I would say a Senko type stickbait.  Fish it weightless on the top with a side to side spook action.  Dead stick with a slow wiggle threw the water column.  Weight it with a slow bottom Crawl.  Throw it in open water or the heaviest cover.  Endless ways to present the bait Texas rigged.

 

 

6 minutes ago, geo g said:

I would say a Senko type stickbait.  Fish it weightless on the top with a side to side spook action.  Dead stick with a slow wiggle threw the water column.  Weight it with a slow bottom Crawl.  Throw it in open water or the heaviest cover.  Endless ways to present the bait Texas rigged.

 

 

I agree, senkos have been working well for me. That wiggle they give off drives the bass crazy. 

Maannnn.... this is hard.  Why you guys have to be so black and white?! :)

Well, you've got the Texas Rig part right.  That's 80% of it in my opinion.  I don't leave home without a good craw, ribbon-tail worm, beaver, and creature bait to stick on it depending on how I'm fishing.

A zoom trick worm in cold water... Lizard during the spawn and a ribbon tail worm and baby brush hogfor flipping.

Ragetail craws, roboworms, or z-man craws seem to work the best for me in Michigan.
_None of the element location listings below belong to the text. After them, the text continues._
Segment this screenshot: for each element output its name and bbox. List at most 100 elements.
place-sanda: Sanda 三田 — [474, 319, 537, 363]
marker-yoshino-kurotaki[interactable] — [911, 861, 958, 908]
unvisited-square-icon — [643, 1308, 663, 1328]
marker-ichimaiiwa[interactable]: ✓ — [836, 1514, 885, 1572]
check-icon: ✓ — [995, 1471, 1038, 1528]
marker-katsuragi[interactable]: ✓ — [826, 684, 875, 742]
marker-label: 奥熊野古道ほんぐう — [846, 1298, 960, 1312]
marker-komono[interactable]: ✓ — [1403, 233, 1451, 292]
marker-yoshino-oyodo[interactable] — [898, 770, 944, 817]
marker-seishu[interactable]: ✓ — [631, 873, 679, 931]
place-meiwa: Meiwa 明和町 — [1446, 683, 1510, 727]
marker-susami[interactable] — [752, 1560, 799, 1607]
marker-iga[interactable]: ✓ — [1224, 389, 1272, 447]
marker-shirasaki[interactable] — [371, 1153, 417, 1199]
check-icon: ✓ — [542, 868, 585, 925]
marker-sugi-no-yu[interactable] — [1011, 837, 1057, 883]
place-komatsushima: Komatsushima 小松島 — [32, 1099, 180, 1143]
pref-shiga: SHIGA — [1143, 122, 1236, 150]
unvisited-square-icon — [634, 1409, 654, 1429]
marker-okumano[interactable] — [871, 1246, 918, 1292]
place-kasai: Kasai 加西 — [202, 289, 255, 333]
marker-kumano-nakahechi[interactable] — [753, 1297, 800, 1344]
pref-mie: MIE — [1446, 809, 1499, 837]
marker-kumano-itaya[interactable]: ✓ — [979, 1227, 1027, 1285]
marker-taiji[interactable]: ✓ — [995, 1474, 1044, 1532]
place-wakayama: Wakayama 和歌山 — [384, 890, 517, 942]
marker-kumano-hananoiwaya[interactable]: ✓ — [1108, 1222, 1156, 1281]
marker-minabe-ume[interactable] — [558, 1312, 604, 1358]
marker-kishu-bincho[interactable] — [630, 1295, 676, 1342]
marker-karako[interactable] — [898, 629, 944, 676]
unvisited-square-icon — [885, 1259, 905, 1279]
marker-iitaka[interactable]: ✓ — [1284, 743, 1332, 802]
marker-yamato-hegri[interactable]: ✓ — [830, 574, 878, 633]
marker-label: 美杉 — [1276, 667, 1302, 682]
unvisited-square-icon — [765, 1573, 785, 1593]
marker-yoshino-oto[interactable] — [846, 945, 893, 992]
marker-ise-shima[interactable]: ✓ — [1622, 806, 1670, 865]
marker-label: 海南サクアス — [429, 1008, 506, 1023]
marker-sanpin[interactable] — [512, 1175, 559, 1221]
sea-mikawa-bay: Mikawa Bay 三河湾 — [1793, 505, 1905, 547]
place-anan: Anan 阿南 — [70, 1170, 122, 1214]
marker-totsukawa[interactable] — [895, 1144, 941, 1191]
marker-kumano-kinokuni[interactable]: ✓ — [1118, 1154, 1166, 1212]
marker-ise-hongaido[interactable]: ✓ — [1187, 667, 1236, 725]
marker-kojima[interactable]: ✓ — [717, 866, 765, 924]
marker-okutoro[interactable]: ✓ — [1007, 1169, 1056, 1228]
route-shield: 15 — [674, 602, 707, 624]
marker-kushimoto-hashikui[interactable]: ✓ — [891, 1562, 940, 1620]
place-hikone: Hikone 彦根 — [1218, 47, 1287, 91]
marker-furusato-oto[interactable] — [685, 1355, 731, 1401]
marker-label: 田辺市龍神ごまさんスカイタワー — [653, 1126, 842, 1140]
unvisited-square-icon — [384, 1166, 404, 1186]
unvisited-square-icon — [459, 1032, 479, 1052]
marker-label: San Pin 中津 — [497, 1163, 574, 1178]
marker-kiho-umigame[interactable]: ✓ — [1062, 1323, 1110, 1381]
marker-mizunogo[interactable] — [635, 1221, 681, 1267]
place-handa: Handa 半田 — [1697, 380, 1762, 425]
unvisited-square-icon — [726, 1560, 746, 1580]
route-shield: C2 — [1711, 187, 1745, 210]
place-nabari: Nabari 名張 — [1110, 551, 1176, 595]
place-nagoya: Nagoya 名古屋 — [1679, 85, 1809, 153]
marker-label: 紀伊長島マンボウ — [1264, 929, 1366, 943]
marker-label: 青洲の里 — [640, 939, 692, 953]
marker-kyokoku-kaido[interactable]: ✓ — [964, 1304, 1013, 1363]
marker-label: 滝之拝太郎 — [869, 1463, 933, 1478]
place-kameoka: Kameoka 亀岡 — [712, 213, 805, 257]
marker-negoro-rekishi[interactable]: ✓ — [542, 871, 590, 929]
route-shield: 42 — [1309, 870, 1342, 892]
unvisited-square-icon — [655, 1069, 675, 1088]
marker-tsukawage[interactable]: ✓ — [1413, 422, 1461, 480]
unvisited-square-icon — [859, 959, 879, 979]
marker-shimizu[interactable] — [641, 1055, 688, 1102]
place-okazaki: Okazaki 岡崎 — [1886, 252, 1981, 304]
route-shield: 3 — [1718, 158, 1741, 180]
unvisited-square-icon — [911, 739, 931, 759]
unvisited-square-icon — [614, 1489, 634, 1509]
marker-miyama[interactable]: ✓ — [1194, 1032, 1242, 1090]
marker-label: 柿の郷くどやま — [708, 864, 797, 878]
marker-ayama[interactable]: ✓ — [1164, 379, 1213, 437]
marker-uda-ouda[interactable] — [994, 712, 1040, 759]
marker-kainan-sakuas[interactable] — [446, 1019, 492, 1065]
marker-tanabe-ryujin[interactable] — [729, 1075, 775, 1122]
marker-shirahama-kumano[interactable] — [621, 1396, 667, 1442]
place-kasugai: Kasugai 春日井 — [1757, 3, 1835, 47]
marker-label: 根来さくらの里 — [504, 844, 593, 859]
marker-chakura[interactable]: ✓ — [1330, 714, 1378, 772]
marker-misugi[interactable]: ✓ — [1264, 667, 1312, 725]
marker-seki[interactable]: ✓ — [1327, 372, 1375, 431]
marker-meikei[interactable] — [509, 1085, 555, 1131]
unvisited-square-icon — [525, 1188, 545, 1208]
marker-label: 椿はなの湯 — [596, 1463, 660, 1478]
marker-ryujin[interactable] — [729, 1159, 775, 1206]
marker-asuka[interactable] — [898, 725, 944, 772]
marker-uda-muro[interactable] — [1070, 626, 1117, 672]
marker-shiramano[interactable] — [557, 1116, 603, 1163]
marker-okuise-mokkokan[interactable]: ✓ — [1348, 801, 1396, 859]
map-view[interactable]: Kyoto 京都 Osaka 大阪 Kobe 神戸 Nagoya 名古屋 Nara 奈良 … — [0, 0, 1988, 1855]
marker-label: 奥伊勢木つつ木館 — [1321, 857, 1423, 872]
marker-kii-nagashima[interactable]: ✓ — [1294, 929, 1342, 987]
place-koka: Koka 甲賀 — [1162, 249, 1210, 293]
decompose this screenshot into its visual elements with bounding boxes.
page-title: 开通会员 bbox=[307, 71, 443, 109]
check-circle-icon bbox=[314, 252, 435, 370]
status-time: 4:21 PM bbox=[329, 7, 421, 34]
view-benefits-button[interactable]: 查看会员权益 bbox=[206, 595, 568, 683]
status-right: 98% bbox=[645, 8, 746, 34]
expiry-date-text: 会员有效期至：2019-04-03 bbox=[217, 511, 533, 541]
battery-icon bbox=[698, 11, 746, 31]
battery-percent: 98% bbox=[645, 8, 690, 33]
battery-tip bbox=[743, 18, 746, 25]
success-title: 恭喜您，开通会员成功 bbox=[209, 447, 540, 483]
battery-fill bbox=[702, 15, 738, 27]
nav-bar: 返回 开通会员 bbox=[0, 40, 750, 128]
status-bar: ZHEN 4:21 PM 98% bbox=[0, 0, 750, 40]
Everything has its time and place, its best to just experiment and get comfortable with one type of bait like worms or craws and branch out from there.

  • Super User

  Just use anything . If its soft plastic and can be T-rigged it will  catch a lot of bass .For decades  A six inch plastic worm has been and always will  be one of the top fish catchers . I like Jelly worms but they are hard to find anymore . Zoom trick worms are everywhere .

 

One day last year , I forgot my soft plastics . digging through my tackle I found a bag of black Gizits . I t-rigged them and didnt miss a beat .

  • Super User

Whatever plastic body you personally think looks good on a texas rig, that's the best one. The reason doesn't matter.

I fish illinois, wisconsin, indy. I use biospawn pro and plasma tail depending on what the fish tell me they want. I also use Yamamoto senkos. The killer colors I've found for my area in particular is junebug, motor oil, peanut butter and jelly, and black with blue or red flakes. With that said I also use JJs magic when I'm texas rigging worms, either in clear or chatruese. I can't prove scientifically it works, but if you out us in the same boat I can show you. In this area I almost always peg my weights as well. Small conture chanfes, brush, or rock piles seem to make a huge difference between which docks do and do not have feeding fish. If I'm texas rigging one of our many rivers I use rage craws, menace grubs, or biospawn crawsm

The best bait is the one you have confidence in. I fish in a club in illinois, and some of our best anglers flip tubes a lot. I try tube and always struggle. I stick to my confidence baits.